Disfruta Cocinando con la Harina de Maíz Bio de El Granero Integral - 500g
La Harina de Maíz Bio de El Granero Integral es un ingrediente fantástico para llenar tu cocina de color, sabor y salud. Al proceder de agricultura biológica, te aseguras de que el maíz ha sido cultivado sin pesticidas químicos ni abonos artificiales. Esta harina destaca por su precioso tono amarillo y un sabor ligeramente dulce que encanta a grandes y pequeños. Es un alimento muy energético y ligero, perfecto para enriquecer la dieta de toda la familia.
Ingredientes y Alérgenos con Rigor de Marca
Ingredientes: Harina de maíz*.
(*)= Procedente de agricultura ecológica certificada.

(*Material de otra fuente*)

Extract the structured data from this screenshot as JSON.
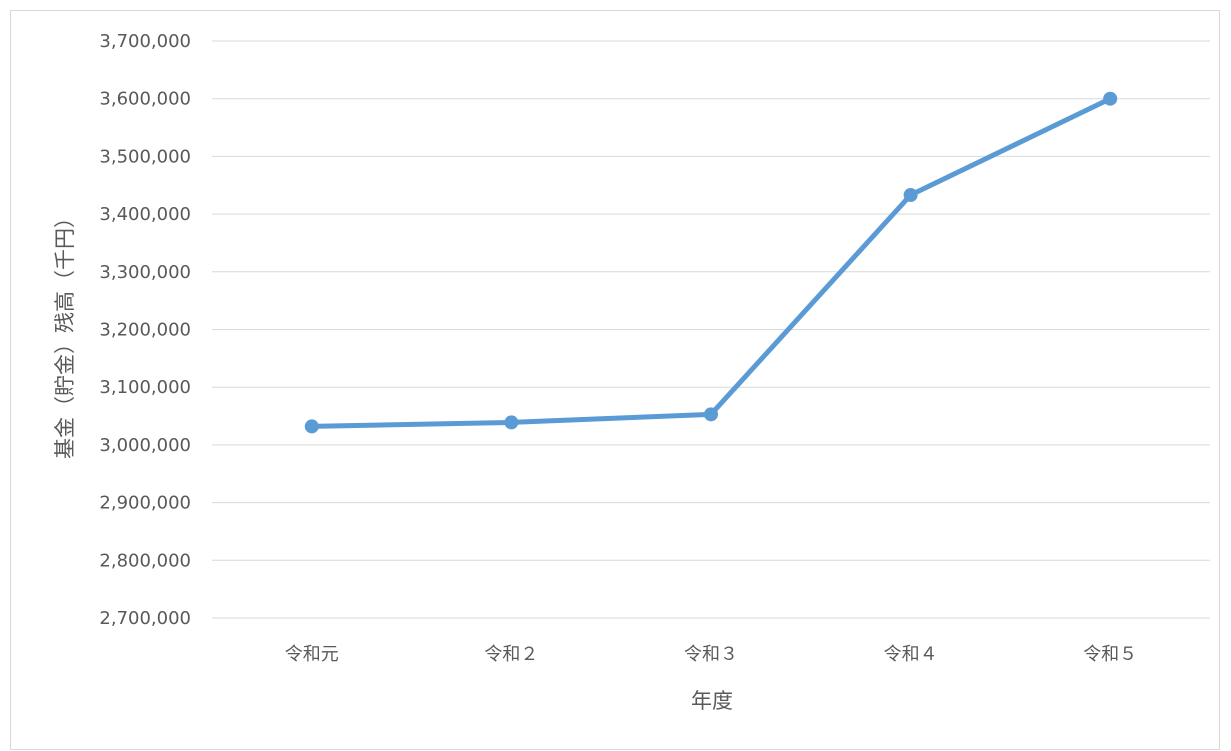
{
  "chart_data": {
    "type": "line",
    "title": "",
    "xlabel": "年度",
    "ylabel": "基金（貯金）残高（千円）",
    "categories": [
      "令和元",
      "令和２",
      "令和３",
      "令和４",
      "令和５"
    ],
    "series": [
      {
        "name": "",
        "values": [
          3032000,
          3039000,
          3053000,
          3433000,
          3600000
        ],
        "color": "#5b9bd5"
      }
    ],
    "ylim": [
      2700000,
      3700000
    ],
    "yticks": [
      2700000,
      2800000,
      2900000,
      3000000,
      3100000,
      3200000,
      3300000,
      3400000,
      3500000,
      3600000,
      3700000
    ],
    "ytick_labels": [
      "2,700,000",
      "2,800,000",
      "2,900,000",
      "3,000,000",
      "3,100,000",
      "3,200,000",
      "3,300,000",
      "3,400,000",
      "3,500,000",
      "3,600,000",
      "3,700,000"
    ],
    "grid": true,
    "legend": "none",
    "gridline_color": "#d9d9d9",
    "text_color": "#595959"
  }
}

Alérgenos: El maíz es un cereal que no contiene gluten de forma natural. Sin embargo, debido a que este producto se envasa en las instalaciones de El Granero Integral, puede contener trazas de gluten, sésamo, soja y frutos de cáscara por contaminación cruzada en maquinaria. Por lo tanto, no se garantiza que sea 100% libre de alérgenos para personas celíacas severas.
Valores Nutricionales por cada 100 gramos
- Valor Energético: 1481 kJ / 349 kcal
- Grasas: 1,2 g (de las cuales saturadas: 0,2 g)

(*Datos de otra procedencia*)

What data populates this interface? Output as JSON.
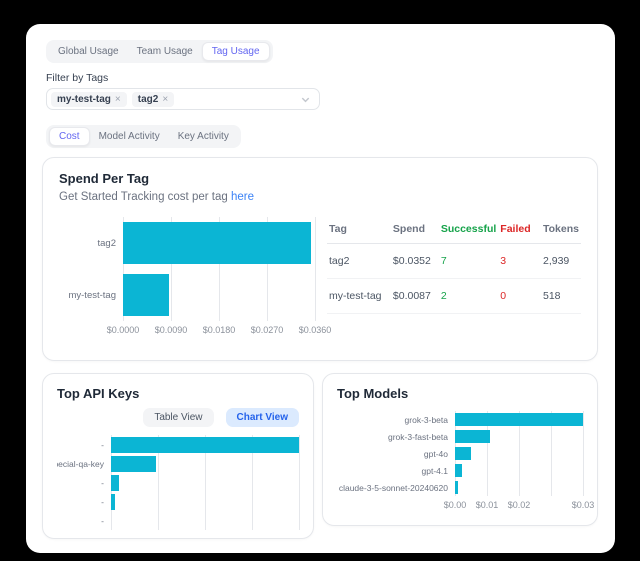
{
  "colors": {
    "accent": "#6366f1",
    "bar": "#0bb5d4",
    "link": "#3b82f6",
    "green": "#16a34a",
    "red": "#dc2626",
    "chart_view_bg": "#dbeafe",
    "chart_view_text": "#2563eb"
  },
  "icons": {
    "close": "×"
  },
  "tabs_primary": {
    "items": [
      "Global Usage",
      "Team Usage",
      "Tag Usage"
    ],
    "active": "Tag Usage"
  },
  "filter": {
    "label": "Filter by Tags",
    "chips": [
      "my-test-tag",
      "tag2"
    ]
  },
  "tabs_secondary": {
    "items": [
      "Cost",
      "Model Activity",
      "Key Activity"
    ],
    "active": "Cost"
  },
  "spend_card": {
    "title": "Spend Per Tag",
    "subtitle_prefix": "Get Started Tracking cost per tag ",
    "subtitle_link": "here",
    "table": {
      "headers": [
        "Tag",
        "Spend",
        "Successful",
        "Failed",
        "Tokens"
      ],
      "rows": [
        [
          "tag2",
          "$0.0352",
          "7",
          "3",
          "2,939"
        ],
        [
          "my-test-tag",
          "$0.0087",
          "2",
          "0",
          "518"
        ]
      ]
    }
  },
  "api_keys_card": {
    "title": "Top API Keys",
    "table_view_label": "Table View",
    "chart_view_label": "Chart View",
    "active_view": "Chart View"
  },
  "models_card": {
    "title": "Top Models"
  },
  "chart_data": [
    {
      "id": "spend-per-tag",
      "type": "bar",
      "orientation": "horizontal",
      "title": "Spend Per Tag",
      "categories": [
        "tag2",
        "my-test-tag"
      ],
      "values": [
        0.0352,
        0.0087
      ],
      "xlim": [
        0,
        0.036
      ],
      "grid": true,
      "legend": false,
      "ticks": [
        {
          "label": "$0.0000",
          "pos": 0
        },
        {
          "label": "$0.0090",
          "pos": 0.25
        },
        {
          "label": "$0.0180",
          "pos": 0.5
        },
        {
          "label": "$0.0270",
          "pos": 0.75
        },
        {
          "label": "$0.0360",
          "pos": 1
        }
      ]
    },
    {
      "id": "top-api-keys",
      "type": "bar",
      "orientation": "horizontal",
      "title": "Top API Keys",
      "categories": [
        "-",
        "pecial-qa-key",
        "-",
        "-",
        "-"
      ],
      "values": [
        0.035,
        0.0083,
        0.0015,
        0.0007,
        0
      ],
      "xlim": [
        0,
        0.035
      ],
      "grid": true,
      "legend": false,
      "x_axis_labels_visible": false,
      "ticks": [
        {
          "label": "",
          "pos": 0
        },
        {
          "label": "",
          "pos": 0.25
        },
        {
          "label": "",
          "pos": 0.5
        },
        {
          "label": "",
          "pos": 0.75
        },
        {
          "label": "",
          "pos": 1
        }
      ]
    },
    {
      "id": "top-models",
      "type": "bar",
      "orientation": "horizontal",
      "title": "Top Models",
      "categories": [
        "grok-3-beta",
        "grok-3-fast-beta",
        "gpt-4o",
        "gpt-4.1",
        "claude-3-5-sonnet-20240620"
      ],
      "values": [
        0.0307,
        0.0085,
        0.0039,
        0.0017,
        0.0006
      ],
      "xlim": [
        0,
        0.0307
      ],
      "grid": true,
      "legend": false,
      "ticks": [
        {
          "label": "$0.00",
          "pos": 0
        },
        {
          "label": "$0.01",
          "pos": 0.25
        },
        {
          "label": "$0.02",
          "pos": 0.5
        },
        {
          "label": "",
          "pos": 0.75
        },
        {
          "label": "$0.03",
          "pos": 1
        }
      ]
    }
  ]
}
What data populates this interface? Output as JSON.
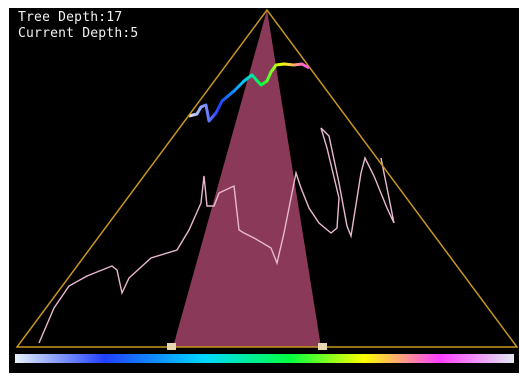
{
  "info": {
    "tree_depth_label": "Tree Depth:17",
    "current_depth_label": "Current Depth:5"
  },
  "depth": {
    "tree": 17,
    "current": 5
  },
  "colors": {
    "background": "#000000",
    "triangle_outline": "#c8961e",
    "depth_wedge": "#8a3a58",
    "tree_trace": "#e8b8d0",
    "marker": "#e8d8b0",
    "text": "#f2f2f2"
  },
  "color_scale": {
    "stops": [
      "#e6f0f8",
      "#2040ff",
      "#00d8ff",
      "#00ff40",
      "#ffff00",
      "#ff40ff",
      "#e0e8f0"
    ]
  }
}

- Hidratos de Carbono: 76,5 g (de los cuales azúcares: 1,3 g)
- Fibra Alimentaria: 3,8 g
- Proteínas: 6,2 g
- Sal: 0,003 g
Usos Recomendados en tus Recetas Diarias
Esta harina ecológica es un básico de despensa gracias a sus múltiples aplicaciones:
- Masas tradicionales: Prepara deliciosas arepas, tortillas americanas, polenta o panes planos.
- Repostería casera: Aporta una textura esponjosa y un bonito color dorado a tus bizcochos, galletas y magdalenas.
- Espesante natural: Es perfecta para ligar salsas, dar cuerpo a las cremas de verduras o preparar papillas suaves.
- Rebozados más crujientes: Mezcla esta harina con tus especias favoritas para conseguir fritos crujientes y menos aceitosos.
Consejos de Conservación y Almacenamiento
Para mantener toda su frescura y evitar la humedad, guarda el paquete a temperatura ambiente. Procura que sea un lugar fresco, seco y alejado de la luz solar directa. Una vez abierto el envase, se aconseja cerrarlo herméticamente con una pinza o verter la harina en un tarro de cristal bien sellado.